I dropped the spoon in my bowl and ran outside in the direction of the church.
"WE WON! WE WON! HE’S OURS! HE’S OURS!” I screamed into a classroom full of ladies, forgetting to explain. However, their teacher knew, and a smile overtook the entirety of her face.
My whale of a figure and I barreled back over to the house to find Nathan on the phone, already making phone calls like a proud papa.
I wish I could say the story ended there. But it doesn’t. The decision was appealed. One of my sons can still remember the day his mommy checked the mail and went screaming to the bathroom as though in agonizing pain and anger. I didn’t speak to God for almost 6 months. I lost my sheet of scriptures that I had used as armor in the courtroom. Until one day Psalm 146:13 set me straight.
The Lord is faithful in all He says.
In the year that it took for the appeal to finalize, I agonized over the brazen ability of this man to squeeze every penny out of our pockets. At the same time I was so thankful for the thousands of dollars in support our community seemed to drop in our mailbox at just the right moment.
Summer was approaching and my husband was about to head for the woods, leading groups of students into the back country of creation in hopes that they would see a glimpse of God. Again, I was headed to Tennessee for three weeks. This time for a fun visit. I had been praying for months that we would get an final answer for this appeal before we were separated so that we could leave each other in peace, knowing it was finally over.
The night before my flight out of Denver, we had tucked the boys in so that their hotel covers kissed their freshly bathed chins. I cleaned up the remains of one healthy Taco Bell dinner. As we slipped under the covers, grasping for sleep before that 5 a.m. wake-up call and 6 a.m. good-bye, I realized I had forgotten to complete a work assignment I had agreed to finish online.
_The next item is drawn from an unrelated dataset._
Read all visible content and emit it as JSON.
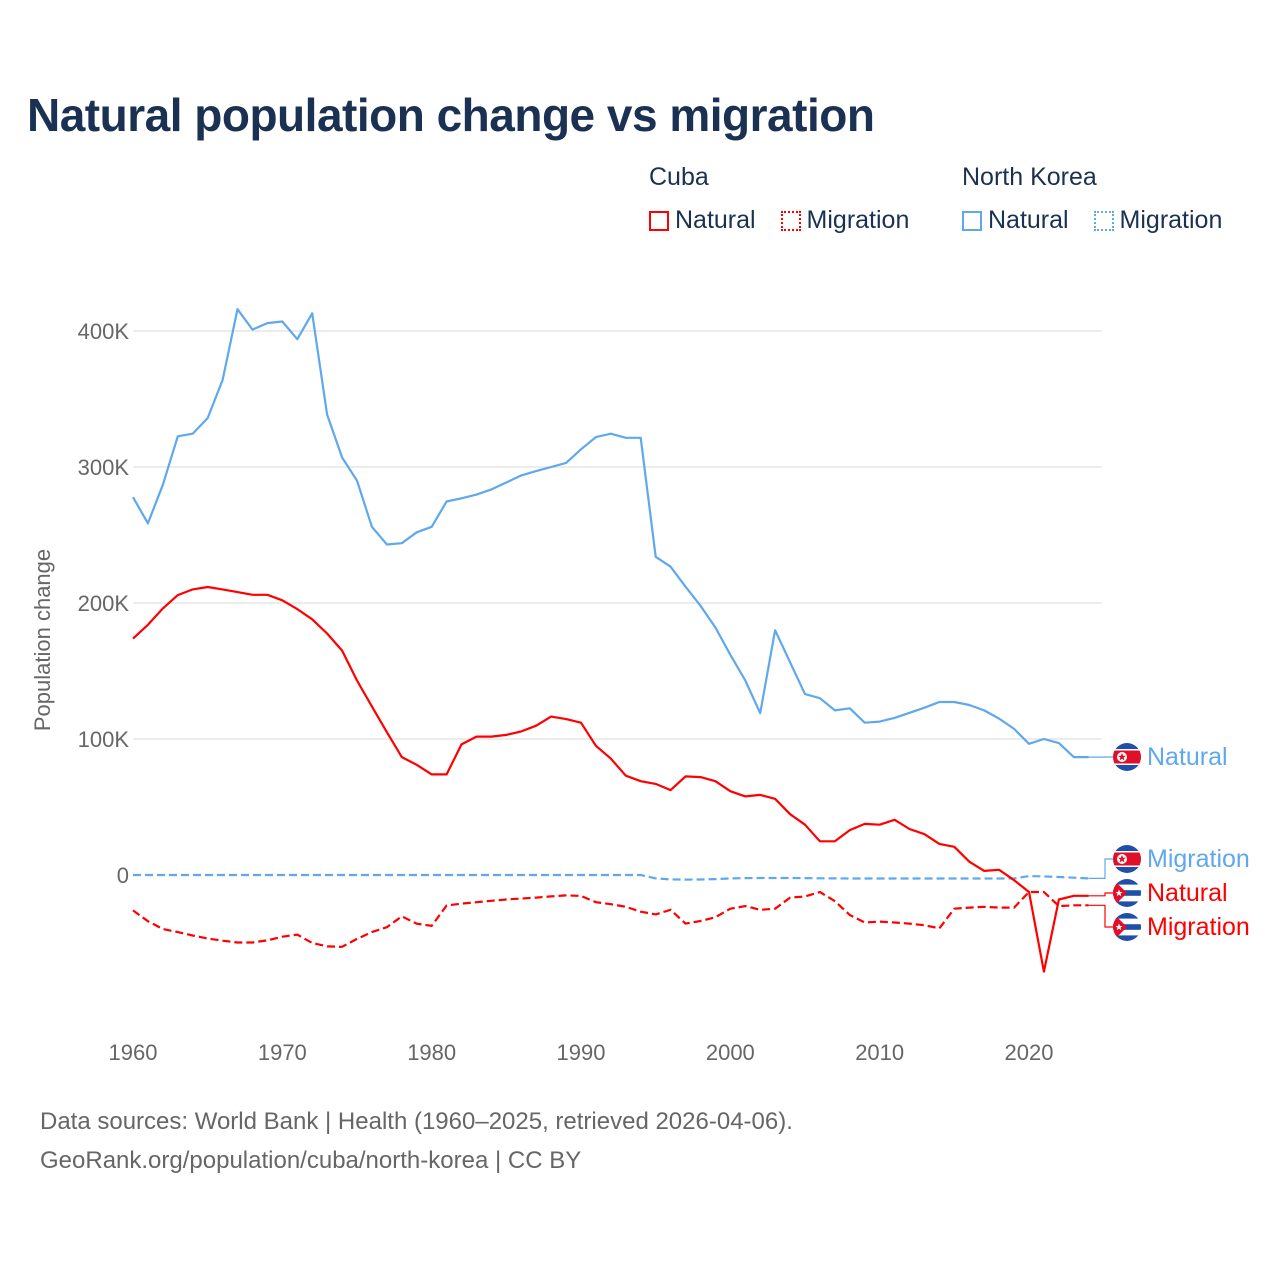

I headed toward the second floor elevator. I didn’t even realize I was talking to God out loud until a gentleman exited the sliding doors and glanced at me with pity. I had just been telling God how sweet it would’ve been had He let me know an answer before we left. I was demanding that He keep the appeal under wraps until my return three weeks from now, and that even then, He needed to remember there was only a three day window before my husband headed back to the Tetons for a week.
I reached the first floor and had to wait at the business conference center for an empty computer. As I logged into my email a certain sender caught my eye. It was from our attorney and the subject heading was labeled "Appeal." In short, he said, it was over. We were done. My child was ours.
How? How does God orchestrate conversations and events in the way that He does? How is He that amazing?
I sprinted up the stairs this time back up to the second floor, had a little trouble getting the key to turn the light green so that I could burst open the door. I grabbed a hold of my husband and this time I whispered, still with tears in my eyes, "It’s over."
They said ‘Yes!’ The order stands. Lord, we are so undeserving, and You are so good and so faithful. We are in awe. Speechless and yet we desire to shout from the hilltops of all the great things You have done in our lives.
Joy, peace, song, and an everlasting sign. Just as the Lord had promised me on that little sheet of paper that last day of the trial.